Teotônio sopesava ainda os argumentos do professor, quando este acrescentou:
— Outro ponto com que discordo é colocar de início o conflito, para depois desenvolver o enredo. Explico-me: o encontro das personagens é fortuito. Sem que o leitor conheça a índole da personagem principal, logo se depara com atitude de absoluta calma, que anula a possível crise perante o ato criminoso. Permita-me fazer uma comparação com a sua própria vida. Se você escrever a história da vida que está levando, linear e sem problemas, com uma esposa e uma filha queridas, em ambiente luxuoso, poderá até ser convidado para um artigo dessas revistas que mostram a felicidade dos bem aquinhoados financeiramente. Que lição espírita se pode extrair disso?

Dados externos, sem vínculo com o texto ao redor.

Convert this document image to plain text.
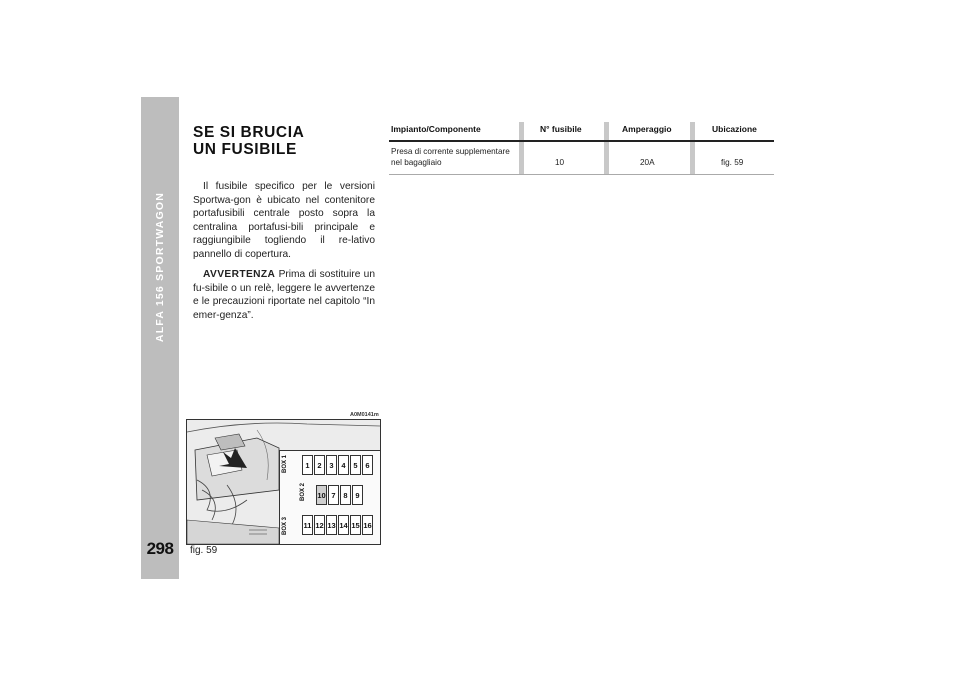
ALFA 156 SPORTWAGON
298
SE SI BRUCIA
UN FUSIBILE

Il fusibile specifico per le versioni Sportwa-gon è ubicato nel contenitore portafusibili centrale posto sopra la centralina portafusi-bili principale e raggiungibile togliendo il re-lativo pannello di copertura.

AVVERTENZA Prima di sostituire un fu-sibile o un relè, leggere le avvertenze e le precauzioni riportate nel capitolo “In emer-genza”.

A0M0141m
BOX 1
BOX 2
BOX 3
1	2	3	4	5	6
10 7	8	9
11 12 13 14 15 16
fig. 59
Impianto/Componente	N° fusibile	Amperaggio	Ubicazione
Presa di corrente supplementare
nel bagagliaio	10	20A	fig. 59
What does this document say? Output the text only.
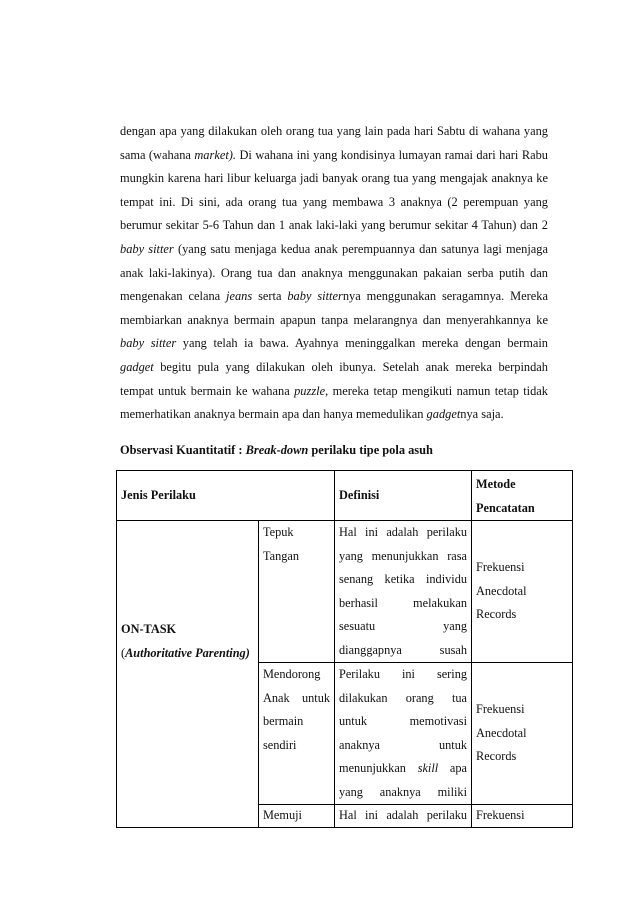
dengan apa yang dilakukan oleh orang tua yang lain pada hari Sabtu di wahana yang sama (wahana market). Di wahana ini yang kondisinya lumayan ramai dari hari Rabu mungkin karena hari libur keluarga jadi banyak orang tua yang mengajak anaknya ke tempat ini. Di sini, ada orang tua yang membawa 3 anaknya (2 perempuan yang berumur sekitar 5-6 Tahun dan 1 anak laki-laki yang berumur sekitar 4 Tahun) dan 2 baby sitter (yang satu menjaga kedua anak perempuannya dan satunya lagi menjaga anak laki-lakinya). Orang tua dan anaknya menggunakan pakaian serba putih dan mengenakan celana jeans serta baby sitternya menggunakan seragamnya. Mereka membiarkan anaknya bermain apapun tanpa melarangnya dan menyerahkannya ke baby sitter yang telah ia bawa. Ayahnya meninggalkan mereka dengan bermain gadget begitu pula yang dilakukan oleh ibunya. Setelah anak mereka berpindah tempat untuk bermain ke wahana puzzle, mereka tetap mengikuti namun tetap tidak memerhatikan anaknya bermain apa dan hanya memedulikan gadgetnya saja.

Observasi Kuantitatif : Break-down perilaku tipe pola asuh
Jenis Perilaku		Definisi	Metode Pencatatan

ON-TASK
(Authoritative Parenting)	Tepuk Tangan	Hal ini adalah perilaku yang menunjukkan rasa senang ketika individu berhasil melakukan sesuatu yang dianggapnya susah	Frekuensi Anecdotal Records
	Mendorong Anak untuk bermain sendiri	Perilaku ini sering dilakukan orang tua untuk memotivasi anaknya untuk menunjukkan skill apa yang anaknya miliki	Frekuensi Anecdotal Records
	Memuji	Hal ini adalah perilaku	Frekuensi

Muitas, se partirmos do princípio de que algo possa vir a constituir-se em empecilho para a felicidade da família. Aí, os espíritas irão buscar no passado as razões para a decadência moral, física ou econômica, transformando as personagens em exemplos do que seja encarnar-se em mundo de provações, de expiações. No caso do criador da escolinha de futebol da favela, sempre você deverá orientar os textos para o sofrimento de perder os garotos para os vícios e os crimes e para a alegria de subtraí-los da marginalidade, abrindo-lhes perspectivas de vida alvissareira, ou seja, vida proveitosa no sentido do aprendizado das lições dos espíritos que assistiram a Kardec ou dos ensinamentos morais de Jesus. Estou indo muito longe?
— Estou acompanhando seus raciocínios e devo confessar que estou admirado de sua capacidade de análise de umas poucas idéias transformadas em desenhos.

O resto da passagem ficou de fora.